Should you Install a Lift or Escalator?

Whether you have a retail space or an office space, if your organisation is spread over more than one floor then you need to consider accessibility. The two traditional options are a lift or an escalator. Both have their advantages – but which one is the right decision for you?



The cost and time involved in installation depends on the type of lift or escalator that you install.

In general, escalators are fairly limited in terms of where they can be placed as they need a large amount of space underneath for machinery, oil and running gear, and the time and expense involved in installing them can be pretty high. You also cannot easily move or alter an escalator. A traditional lift suffers from the same set of issues.

However, a platform lift – the more modern alternative – has the advantage of installation anywhere in the building, and the modular structure means installation within a week and the ability to move the lift when required. As many platform lifts are also self contained, the structural disruption is minimal and you won’t need building works and scaffolding.



When it comes to moving people between floors, both the lift and the escalator do the job well. However, there is an undoubted benefit to an escalator, which is running constantly and so can hold a larger number of people than a lift. If you have a high traffic area without any let up in visitors then the escalator may be the best choice.



The downside of the escalator running all the time is, of course, the cost that this incurs. An escalator is virtually useless if it is not running – people won’t even use it as a staircase. This means that, unless you pay for the escalator to be constantly powered, it’s almost a dead asset. The cost of an elevator is much lower, as it is only used when it is called.



Lifts win on the topic of accessibility every time. Escalators don’t accommodate wheelchairs, buggies or people who have difficulty walking or balancing. In fact they can be quite a traumatic experience for anyone with movement difficulties. By comparison, a lift is simple, smooth and easy to use. Lifts are also capable of reaching far more floors in one journey, whereas the escalator can only transport people between one at a time.

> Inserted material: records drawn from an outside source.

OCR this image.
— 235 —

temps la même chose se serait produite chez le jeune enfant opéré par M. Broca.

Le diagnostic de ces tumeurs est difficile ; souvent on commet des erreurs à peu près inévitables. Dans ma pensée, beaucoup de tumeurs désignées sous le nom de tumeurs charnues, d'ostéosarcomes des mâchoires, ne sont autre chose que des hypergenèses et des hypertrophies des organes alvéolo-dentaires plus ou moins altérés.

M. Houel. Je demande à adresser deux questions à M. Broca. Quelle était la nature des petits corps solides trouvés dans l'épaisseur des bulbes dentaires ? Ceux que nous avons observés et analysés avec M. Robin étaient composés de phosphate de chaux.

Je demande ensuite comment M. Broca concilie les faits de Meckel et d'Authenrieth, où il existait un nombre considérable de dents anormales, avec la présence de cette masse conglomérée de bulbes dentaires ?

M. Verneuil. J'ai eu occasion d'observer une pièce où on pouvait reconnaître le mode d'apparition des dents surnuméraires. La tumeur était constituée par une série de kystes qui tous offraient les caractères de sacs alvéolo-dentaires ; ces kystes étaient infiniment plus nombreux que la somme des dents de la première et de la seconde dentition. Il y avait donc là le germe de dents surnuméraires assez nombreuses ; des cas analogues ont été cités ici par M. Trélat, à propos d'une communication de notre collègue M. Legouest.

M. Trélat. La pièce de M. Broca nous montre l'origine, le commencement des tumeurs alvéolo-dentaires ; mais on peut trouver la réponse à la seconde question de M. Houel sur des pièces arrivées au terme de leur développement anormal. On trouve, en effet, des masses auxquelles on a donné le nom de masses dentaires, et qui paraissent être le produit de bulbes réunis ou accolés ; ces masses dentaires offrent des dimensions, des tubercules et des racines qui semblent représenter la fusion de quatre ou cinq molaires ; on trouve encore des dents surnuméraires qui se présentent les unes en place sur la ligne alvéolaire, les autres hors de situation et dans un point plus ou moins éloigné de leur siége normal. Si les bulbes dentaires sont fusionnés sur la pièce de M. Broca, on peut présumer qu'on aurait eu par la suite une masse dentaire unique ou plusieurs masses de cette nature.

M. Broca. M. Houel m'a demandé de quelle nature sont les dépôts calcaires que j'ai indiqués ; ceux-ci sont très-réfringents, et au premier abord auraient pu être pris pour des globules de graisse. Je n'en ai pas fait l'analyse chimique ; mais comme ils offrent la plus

Escalators do, unfortunately, have a record for accidents. Whether it’s people losing balance and falling, or getting something stuck between the stairs, they tend to be viewed as less safe than a lift. Accidents rarely happen in lifts and they are often a more reassuring way for most people to travel.

A conventional lift will have a ‘dead drop’ in a failure, whilst a platform lift just stops, making it a more safe experience for the user.